Intellectual pride of place for the week went to Radcliffe Day. Friday morning’s panel of all-star legal scholars assessed the work of another eminent institution: the U.S. Supreme Court under current chief justice John G. Roberts ’76, J.D. ’79. That was prelude to the lunchtime recognition of associate justice Ruth Bader Ginsburg, L ’59, LL.D. ’11, as this year’s Radcliffe Medalist—with prefatory remarks by her retired colleague David H. Souter ’61, LL.B. ’66, LL.D. ’10. (Radcliffe previously honored former associate justice Sandra Day O’Connor, so schedulers for Sonia Sotomayor and Elena Kagan, J.D. ’86, should keep final Fridays in May open. They are probably not yet in line to be portrayed in a movie featuring actress Natalie Portman ’03, who will play Ginsburg in the forthcoming “On the Basis of Sex.” Portman, the College’s class day headliner, was odds-on the most sensibly clothed speaker during a summery week, in a crisp eggplant-print dress—befitting a vegetarian.) Radcliffe was rewarded with the week’s best day: clear, dry, in the 70s, courtesy of Boston’s then-deepening drought.

 

For all the high-mindedness, there was time for art as well. Renée Fleming sang “America the Beautiful,” sustaining a recent Commencement practice of coaxing a performance from an arts honorand. When she received her degree, the Commencement Choir sang a bit of her beloved Dvořák. (When Peter Salovey, president of Yale, received his degree, the University Band played a few bars of the Bulldogs’ fight song.)

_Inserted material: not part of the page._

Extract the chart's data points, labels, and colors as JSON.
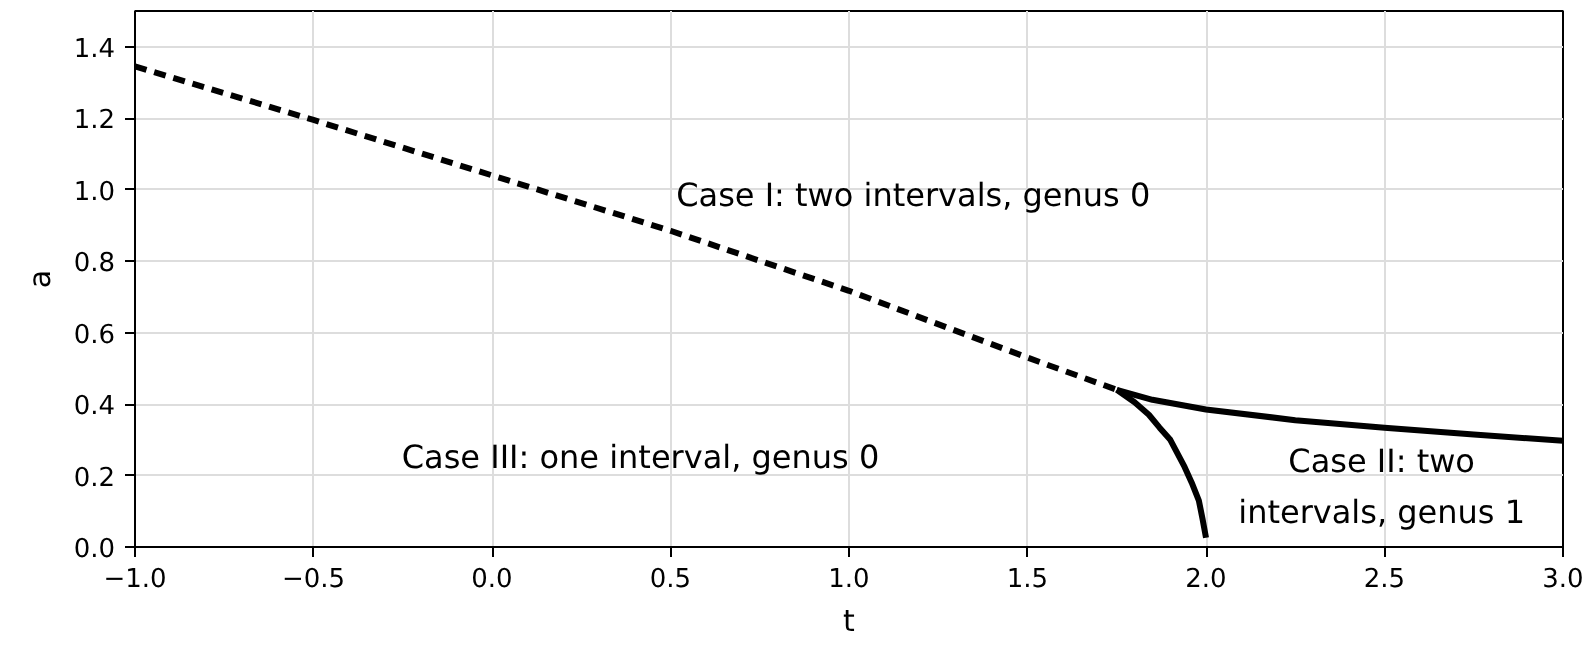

And room for beauty, too. Amid the morning-after detritus, when discarded Crimsons and spent iced-coffee cups littered Harvard Yard, the campus rose above it all. The yellowwood trees planted two decades ago to bloom during Commencement were in full, splendid flower, their pendant racemes (like white wisterias) perfuming Tercentenary Theatre—at the heart of a great institution.